NASA's Phase VI astronaut glove is displayed in this view.
Credit: ILC Dover/NASA.
Six teams from across the country are converging on Connecticut this week to determine which among them has built a better space glove in a NASA-sponsored competition.
The two-day competition, billed as the Astronaut Glove Challenge, begins May 2 at the New England Air Museum at the Bradley International Airport in Windsor Locks, where a total of $250,000 in prize money is at stake. The contest is one of several competitions under NASA's Centennial Challenges program which offer cash prizes to spur innovation and interest in spaceflight technology.
"We're looking for something different, to show us something unique," said Alan Hayes, CEO of the non-profit Owings, Maryland firm Volanz Aerospace, which is overseeing the Astronaut Glove Challenge for NASA.
Build a better space glove
Spacesuit gloves are among the most important components of an astronaut's spacesuit, especially during hours-long spacewalks to perform construction or maintenance outside a vehicle such as the International Space Station (ISS). Astronauts have endured cold fingertips and broken fingernails, as well as bruised and bleeding hands, to overcome the resistance of their pressurized spacesuit gloves while working long hours in space, NASA said in a statement.
"Spacesuit design has a way to go and we're starting with the glove, which is probably going to have the biggest impact on the astronauts," Hayes told SPACE.com.

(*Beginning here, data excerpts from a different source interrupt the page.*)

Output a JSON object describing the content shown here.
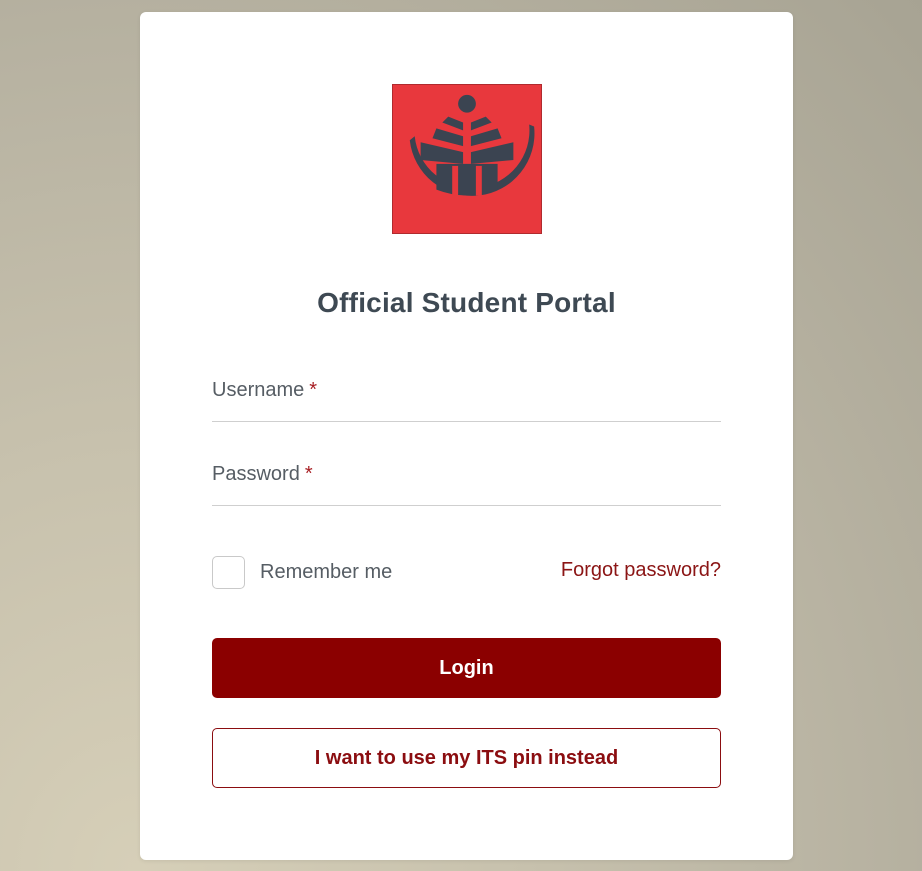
{
  "login": {
    "logo_icon": "university-crest-icon",
    "title": "Official Student Portal",
    "username": {
      "label": "Username",
      "required_mark": "*",
      "value": ""
    },
    "password": {
      "label": "Password",
      "required_mark": "*",
      "value": ""
    },
    "remember_me": {
      "label": "Remember me",
      "checked": false
    },
    "forgot_password_link": "Forgot password?",
    "login_button": "Login",
    "pin_button": "I want to use my ITS pin instead"
  },
  "colors": {
    "brand": "#8b0000",
    "logo_background": "#e8383d",
    "logo_foreground": "#3b4451",
    "title_text": "#3e4953"
  }
}
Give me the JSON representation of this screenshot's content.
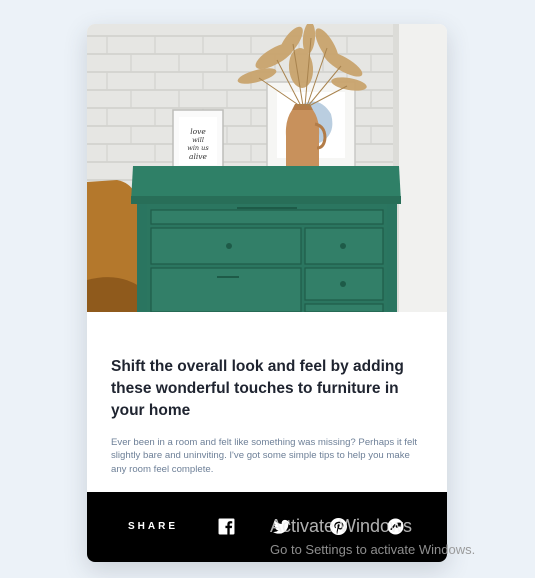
{
  "card": {
    "title": "Shift the overall look and feel by adding these wonderful touches to furniture in your home",
    "description": "Ever been in a room and felt like something was missing? Perhaps it felt slightly bare and uninviting. I've got some simple tips to help you make any room feel complete.",
    "frame_art_text": "love will win us alive"
  },
  "share": {
    "label": "SHARE",
    "icons": [
      "facebook-icon",
      "twitter-icon",
      "pinterest-icon",
      "share-icon"
    ]
  },
  "watermark": {
    "title": "Activate Windows",
    "subtitle": "Go to Settings to activate Windows."
  },
  "colors": {
    "page_bg": "#ECF2F8",
    "title_text": "#1F2430",
    "body_text": "#6E8098",
    "share_bar": "#000000",
    "dresser_green": "#2E7A63"
  }
}
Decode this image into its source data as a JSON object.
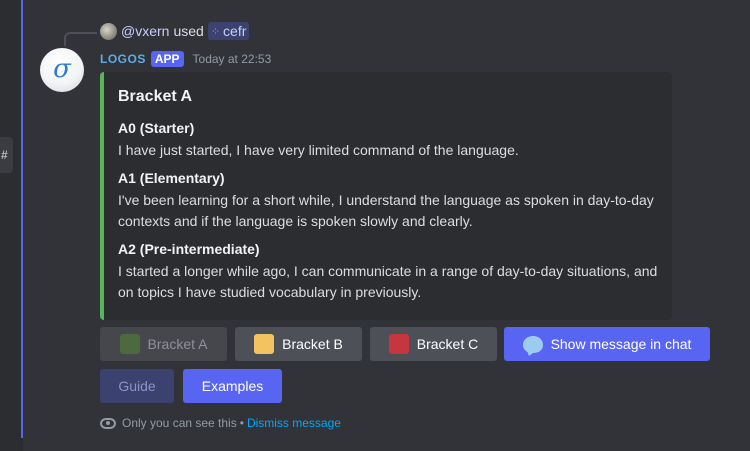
{
  "left_strip": {
    "channel_icon": "#"
  },
  "reply": {
    "username": "@vxern",
    "action": "used",
    "command_icon": "slash-command-icon",
    "command": "cefr"
  },
  "message": {
    "author": "LOGOS",
    "badge": "APP",
    "timestamp": "Today at 22:53",
    "avatar_glyph": "σ",
    "embed": {
      "accent_color": "#57b65a",
      "title": "Bracket A",
      "fields": [
        {
          "name": "A0 (Starter)",
          "value": "I have just started, I have very limited command of the language."
        },
        {
          "name": "A1 (Elementary)",
          "value": "I've been learning for a short while, I understand the language as spoken in day-to-day contexts and if the language is spoken slowly and clearly."
        },
        {
          "name": "A2 (Pre-intermediate)",
          "value": "I started a longer while ago, I can communicate in a range of day-to-day situations, and on topics I have studied vocabulary in previously."
        }
      ]
    }
  },
  "buttons": {
    "bracket_a": {
      "label": "Bracket A",
      "color": "#4c6a3e",
      "disabled": true
    },
    "bracket_b": {
      "label": "Bracket B",
      "color": "#f3c261"
    },
    "bracket_c": {
      "label": "Bracket C",
      "color": "#c7363d"
    },
    "show_in_chat": {
      "label": "Show message in chat",
      "icon": "speech-bubble-icon"
    },
    "guide": {
      "label": "Guide",
      "disabled": true
    },
    "examples": {
      "label": "Examples"
    }
  },
  "ephemeral": {
    "notice": "Only you can see this",
    "separator": "•",
    "dismiss": "Dismiss message"
  }
}
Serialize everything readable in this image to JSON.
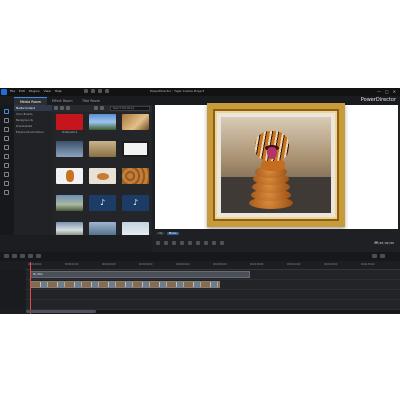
{
  "window": {
    "menu": [
      "File",
      "Edit",
      "Plugins",
      "View",
      "Help"
    ],
    "project_title": "PowerDirector - Tiger Cookie Project",
    "brand": "PowerDirector",
    "controls": [
      "—",
      "□",
      "✕"
    ]
  },
  "tabs": [
    {
      "label": "Media Room",
      "active": true
    },
    {
      "label": "Effect Room",
      "active": false
    },
    {
      "label": "Title Room",
      "active": false
    }
  ],
  "left_nav_icons": [
    "media-room-icon",
    "effect-room-icon",
    "pip-icon",
    "particle-icon",
    "title-icon",
    "transition-icon",
    "audio-mix-icon",
    "voice-over-icon",
    "chapter-icon",
    "subtitle-icon"
  ],
  "tree": {
    "items": [
      "Media Content",
      "Color Boards",
      "Backgrounds",
      "Downloaded",
      "Explore DirectorZone"
    ],
    "selected_index": 0
  },
  "library": {
    "search_placeholder": "Search the library",
    "items": [
      {
        "caption": "Shutterstock",
        "icon": "shutterstock-icon"
      },
      {
        "caption": "",
        "icon": "landscape-icon"
      },
      {
        "caption": "",
        "icon": "food-icon"
      },
      {
        "caption": "",
        "icon": "city-icon"
      },
      {
        "caption": "",
        "icon": "desert-icon"
      },
      {
        "caption": "",
        "icon": "frame-icon"
      },
      {
        "caption": "",
        "icon": "tiger-icon"
      },
      {
        "caption": "",
        "icon": "cookie-icon"
      },
      {
        "caption": "",
        "icon": "cookies-icon"
      },
      {
        "caption": "",
        "icon": "landscape-icon"
      },
      {
        "caption": "",
        "icon": "music-icon"
      },
      {
        "caption": "",
        "icon": "music-icon"
      },
      {
        "caption": "",
        "icon": "mountain-icon"
      },
      {
        "caption": "",
        "icon": "lake-icon"
      },
      {
        "caption": "",
        "icon": "snow-icon"
      },
      {
        "caption": "",
        "icon": "sky-icon"
      },
      {
        "caption": "",
        "icon": "sky-icon"
      },
      {
        "caption": "",
        "icon": "sky-icon"
      }
    ]
  },
  "preview": {
    "mode_buttons": [
      "Clip",
      "Movie"
    ],
    "active_mode": "Movie",
    "fit_label": "Fit",
    "timecode": "00;00;00;00"
  },
  "timeline": {
    "ruler_ticks": [
      "00;00;00;00",
      "00;00;10;00",
      "00;00;20;00",
      "00;00;30;00",
      "00;00;40;00",
      "00;00;50;00",
      "00;01;00;00",
      "00;01;10;00",
      "00;01;20;00",
      "00;01;30;00"
    ],
    "tracks": [
      {
        "type": "title",
        "label": "My title"
      },
      {
        "type": "video",
        "label": ""
      },
      {
        "type": "audio",
        "label": ""
      }
    ]
  }
}
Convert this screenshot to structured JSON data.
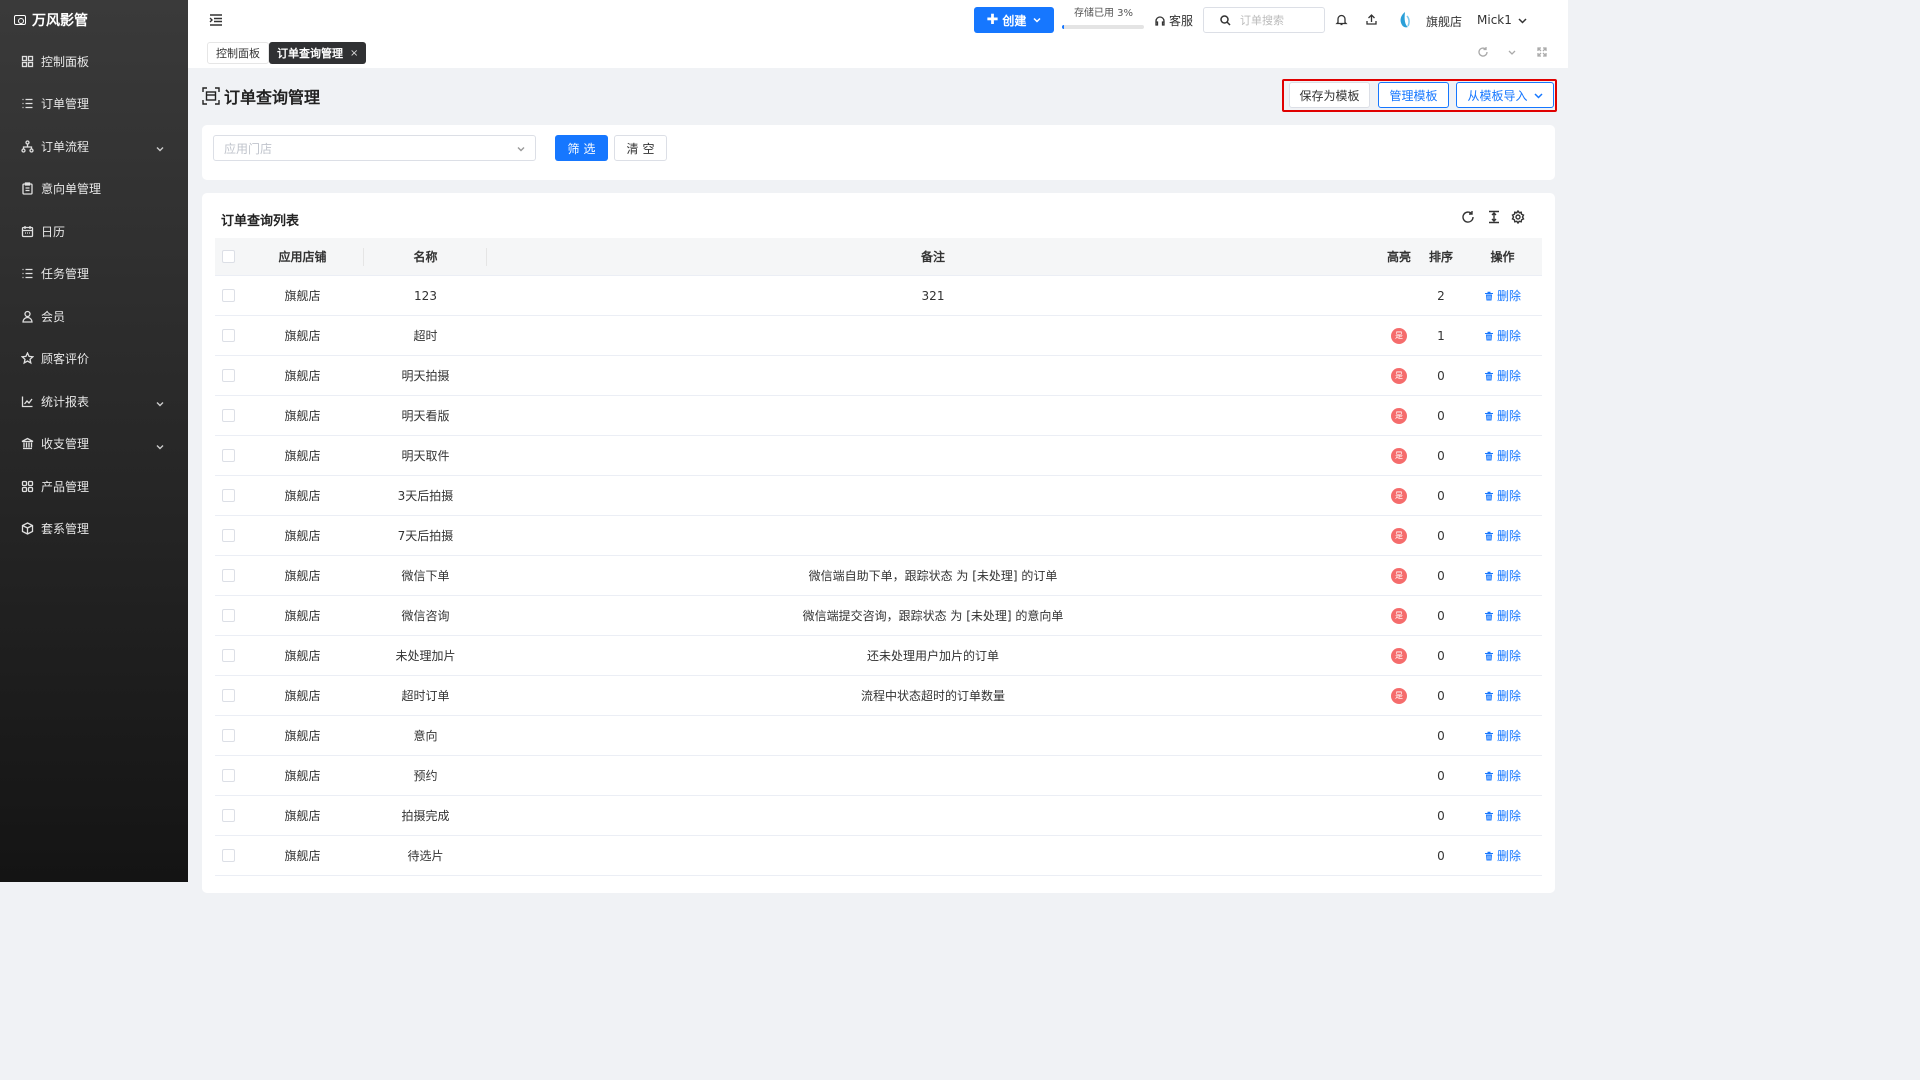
{
  "app": {
    "name": "万风影管"
  },
  "sidebar": {
    "items": [
      {
        "label": "控制面板",
        "icon": "dashboard-icon",
        "expandable": false
      },
      {
        "label": "订单管理",
        "icon": "list-icon",
        "expandable": false
      },
      {
        "label": "订单流程",
        "icon": "flow-icon",
        "expandable": true
      },
      {
        "label": "意向单管理",
        "icon": "clipboard-icon",
        "expandable": false
      },
      {
        "label": "日历",
        "icon": "calendar-icon",
        "expandable": false
      },
      {
        "label": "任务管理",
        "icon": "task-list-icon",
        "expandable": false
      },
      {
        "label": "会员",
        "icon": "user-icon",
        "expandable": false
      },
      {
        "label": "顾客评价",
        "icon": "star-icon",
        "expandable": false
      },
      {
        "label": "统计报表",
        "icon": "line-chart-icon",
        "expandable": true
      },
      {
        "label": "收支管理",
        "icon": "bank-icon",
        "expandable": true
      },
      {
        "label": "产品管理",
        "icon": "grid-icon",
        "expandable": false
      },
      {
        "label": "套系管理",
        "icon": "package-icon",
        "expandable": false
      }
    ]
  },
  "header": {
    "create_label": "创建",
    "storage_label": "存储已用 3%",
    "storage_percent": 3,
    "service_label": "客服",
    "search_placeholder": "订单搜索",
    "store_name": "旗舰店",
    "user_name": "Mick1"
  },
  "tabs": [
    {
      "label": "控制面板",
      "active": false
    },
    {
      "label": "订单查询管理",
      "active": true,
      "close": "×"
    }
  ],
  "page": {
    "title": "订单查询管理",
    "save_template_label": "保存为模板",
    "manage_template_label": "管理模板",
    "import_template_label": "从模板导入"
  },
  "filter": {
    "store_placeholder": "应用门店",
    "filter_label": "筛选",
    "clear_label": "清空"
  },
  "list": {
    "title": "订单查询列表",
    "columns": {
      "store": "应用店铺",
      "name": "名称",
      "note": "备注",
      "highlight": "高亮",
      "sort": "排序",
      "action": "操作"
    },
    "highlight_badge": "是",
    "delete_label": "删除",
    "rows": [
      {
        "store": "旗舰店",
        "name": "123",
        "note": "321",
        "highlight": false,
        "sort": "2"
      },
      {
        "store": "旗舰店",
        "name": "超时",
        "note": "",
        "highlight": true,
        "sort": "1"
      },
      {
        "store": "旗舰店",
        "name": "明天拍摄",
        "note": "",
        "highlight": true,
        "sort": "0"
      },
      {
        "store": "旗舰店",
        "name": "明天看版",
        "note": "",
        "highlight": true,
        "sort": "0"
      },
      {
        "store": "旗舰店",
        "name": "明天取件",
        "note": "",
        "highlight": true,
        "sort": "0"
      },
      {
        "store": "旗舰店",
        "name": "3天后拍摄",
        "note": "",
        "highlight": true,
        "sort": "0"
      },
      {
        "store": "旗舰店",
        "name": "7天后拍摄",
        "note": "",
        "highlight": true,
        "sort": "0"
      },
      {
        "store": "旗舰店",
        "name": "微信下单",
        "note": "微信端自助下单，跟踪状态 为 [未处理] 的订单",
        "highlight": true,
        "sort": "0"
      },
      {
        "store": "旗舰店",
        "name": "微信咨询",
        "note": "微信端提交咨询，跟踪状态 为 [未处理] 的意向单",
        "highlight": true,
        "sort": "0"
      },
      {
        "store": "旗舰店",
        "name": "未处理加片",
        "note": "还未处理用户加片的订单",
        "highlight": true,
        "sort": "0"
      },
      {
        "store": "旗舰店",
        "name": "超时订单",
        "note": "流程中状态超时的订单数量",
        "highlight": true,
        "sort": "0"
      },
      {
        "store": "旗舰店",
        "name": "意向",
        "note": "",
        "highlight": false,
        "sort": "0"
      },
      {
        "store": "旗舰店",
        "name": "预约",
        "note": "",
        "highlight": false,
        "sort": "0"
      },
      {
        "store": "旗舰店",
        "name": "拍摄完成",
        "note": "",
        "highlight": false,
        "sort": "0"
      },
      {
        "store": "旗舰店",
        "name": "待选片",
        "note": "",
        "highlight": false,
        "sort": "0"
      }
    ]
  }
}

NASA's Astronaut Glove Challenge offers a $200,000 prize for the team that presents the best astronaut glove that surpasses the minimum requirements set by NASA's baseline Phase VI glove. A separate, $50,000 award is reserved for the Mechanical Counter Pressure glove joint demonstration that compares glove dexterity and flexibility.
To win the challenge, competitors must supply two different astronaut gloves to be used in three separate tests, NASA has said.
First, each glove will be measured to determine the amount of force required to move its fingers and thumb. The glove with the least force wins the most points.
Then, each team will use one of the gloves to perform dexterity tasks within a depressurized glove box. The more tasks completed within a specified time wins more points. Finally, one glove from each team will be subjected to a burst test to determine how much internal pressure they can withstand.
The team that wins the most points while exceeding the performance of NASA's current spacesuit gloves will win the Astronaut Glove Challenge.
Competitors are not required to provide their own thermal or micrometeorite garment, which wrap around the outer layers of NASA's current spacesuit gloves for added protection against the space environment. It was that outer glove layer that suffered a thin slice about three-fourths of an inch (about two centimeters)long to its palm during one of four spacewalks performed by veteran astronaut Robert Curbeam as part of NASA's last shuttle flight in December.
Engineers had to use a microscrope to ensure that the glove was in fact damaged and not weathered by normal wear and tear, NASA spokesperson Brandi Dean told SPACE.com.
Hoping for a winner
The Astronaut Glove Challenge is the fourth NASA contest to be performed.
The agency's Beam Power and Tether challenges, in which entrants construct light-powered climbing robots and strong tethers, met in 2005 and 2006, yielding no winners despite a prize purse of $200,000 per event last year. The Northrop Grumman Lunar Lander Challenge, which offered a $2 million prize for privately built vehicles capable of vertical takeoffs, landing and in-flight hovering, met in October 2006 at the Wirefly X Prize Cup and also ended without a champion.
Another competition, the 2007 Regolith Excavation Challenge, calls on entrants to build their own autonomous Moon dirt digging robots. The first meet for that contest, with $250,000 in prize money up for grabs, is scheduled for May 12 in Santa Maria, California.
Hayes said the space glove contest would go on even if none of its six competitors make it through the qualifying stage.
"Everybody could fail on Day One, but we're still going to go through with the competition," Hayes said. "I'd love to be able to give out a $250,000 check on Thursday."